> Most of what we're building out at this point is the inference [...] We're profitable on inference. If we didn't pay for training, we'd be a very profitable company.
> Most of what we're building out at this point is the inference [...] We're profitable on inference. If we didn't pay for training, we'd be a very profitable company.
IE OpenAI invests in Cursor/Windsurf/Startups that give away credits to users and make heavy use of inference API. Money flows back to OpenAI then OpenAI sends it back to those companies via credits/investment $.
It's even more circular in this case because nvidia is also funding companies that generate significant inference.
It'll be quite difficult to figure out whether it's actually profitable until the new investment dollars start to dry up.
OpenAI's fund is ~$250-300mm Nvidia reportedly invested $1b last year - still way less than Open AI revenue
That is an openai skeptic. His research if correct says not only is openai unprofitable but it likely never will be. Can't be ,its various finance ratios make early uber, amazon ect look downright fiscally frugal.
He is not a tech person for what that means to you.
Uber burnt through a lot of money and even now I'm not sure their lifetime revenue is positive (it's possible that since their foundation they've lost more money than they've made).
He is not wrong about everything. For example, after Sam Altman said in January that OpenAI would introduce a model picker, Zitron was able to predict in March that OpenAI would introduce a model picker. And he was right about that.
It's not responsive at all to Zitron's point. Zitron's broader contention is that AI tools are not profitable because the cost of AI use is too high for users to justify spending money on the output, given the quality of output. And furthermore, he argues that this basic fact is being obscured by lots of shell games around numbers to hide the basic cash flow issue. For example, focusing on cost in terms of cost per token rather than cost per task. And finally, there's an implicit assumption that the AI just isn't getting tremendously better, as might be exemplified by... burning twice as money tokens on the task in the hopes the quality goes up.

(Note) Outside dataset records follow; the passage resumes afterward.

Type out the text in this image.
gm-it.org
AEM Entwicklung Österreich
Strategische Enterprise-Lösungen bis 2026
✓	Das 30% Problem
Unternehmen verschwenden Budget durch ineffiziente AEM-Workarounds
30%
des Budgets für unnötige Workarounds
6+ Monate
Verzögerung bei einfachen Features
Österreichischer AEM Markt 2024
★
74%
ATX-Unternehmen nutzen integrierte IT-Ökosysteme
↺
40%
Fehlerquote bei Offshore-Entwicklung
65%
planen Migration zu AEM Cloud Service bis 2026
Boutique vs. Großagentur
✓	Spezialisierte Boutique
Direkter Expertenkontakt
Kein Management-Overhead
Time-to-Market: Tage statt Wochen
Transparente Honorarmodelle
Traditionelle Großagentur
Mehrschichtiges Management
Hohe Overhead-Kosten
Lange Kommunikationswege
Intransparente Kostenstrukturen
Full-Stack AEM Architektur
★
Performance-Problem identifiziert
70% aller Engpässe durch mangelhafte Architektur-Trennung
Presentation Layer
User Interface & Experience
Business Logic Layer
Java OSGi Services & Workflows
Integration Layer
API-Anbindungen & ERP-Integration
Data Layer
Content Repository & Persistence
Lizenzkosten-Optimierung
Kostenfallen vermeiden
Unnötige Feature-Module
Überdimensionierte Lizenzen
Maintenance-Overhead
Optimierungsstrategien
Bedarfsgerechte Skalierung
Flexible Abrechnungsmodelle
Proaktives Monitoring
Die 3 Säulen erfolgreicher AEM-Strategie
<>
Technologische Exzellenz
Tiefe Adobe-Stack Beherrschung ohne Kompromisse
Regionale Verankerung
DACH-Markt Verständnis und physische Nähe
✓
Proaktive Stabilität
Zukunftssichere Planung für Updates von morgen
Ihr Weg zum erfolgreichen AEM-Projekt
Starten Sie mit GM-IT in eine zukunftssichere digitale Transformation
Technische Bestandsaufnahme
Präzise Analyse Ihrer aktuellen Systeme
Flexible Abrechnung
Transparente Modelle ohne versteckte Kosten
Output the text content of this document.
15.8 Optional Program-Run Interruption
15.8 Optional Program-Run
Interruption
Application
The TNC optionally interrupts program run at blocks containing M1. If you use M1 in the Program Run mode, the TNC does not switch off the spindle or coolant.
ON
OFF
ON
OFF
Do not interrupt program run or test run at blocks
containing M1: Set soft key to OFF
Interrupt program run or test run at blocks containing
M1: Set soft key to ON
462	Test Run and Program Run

And in that context, the response is "Aha, he admits that there is a knob to trade off cost and quality! Entire argument debunked!" The existence of a cost-quality tradeoff doesn't speak to whether or not that line will intersect the quality-value tradeoff. I grant that a lot turns on how good you think AI is and/or will shortly be, and Zitron is definitely a pessimist there.
Ed doesn’t really make that argument anymore. The more recent form of the point is: yes, clearly people are willing to pay for it, but only because the providers are burning VC money to sell it below cost. If sold at a profit, customers would no longer find it worth it. But that’s completely different from what you’re saying. And I also think that’s not true, for a few reasons: mostly that selling near cost is the simplest explanation for the similarity of prices between providers. And now recently we have both Altman and Amodei saying their companies are selling inference at a profit.
I'm not an AI hater. I genuinely hope it take over every single white collar job that exists. I'm not being sarcastic or hyperbolic. Only then will we be able to re-discuss what society is in a more humane way.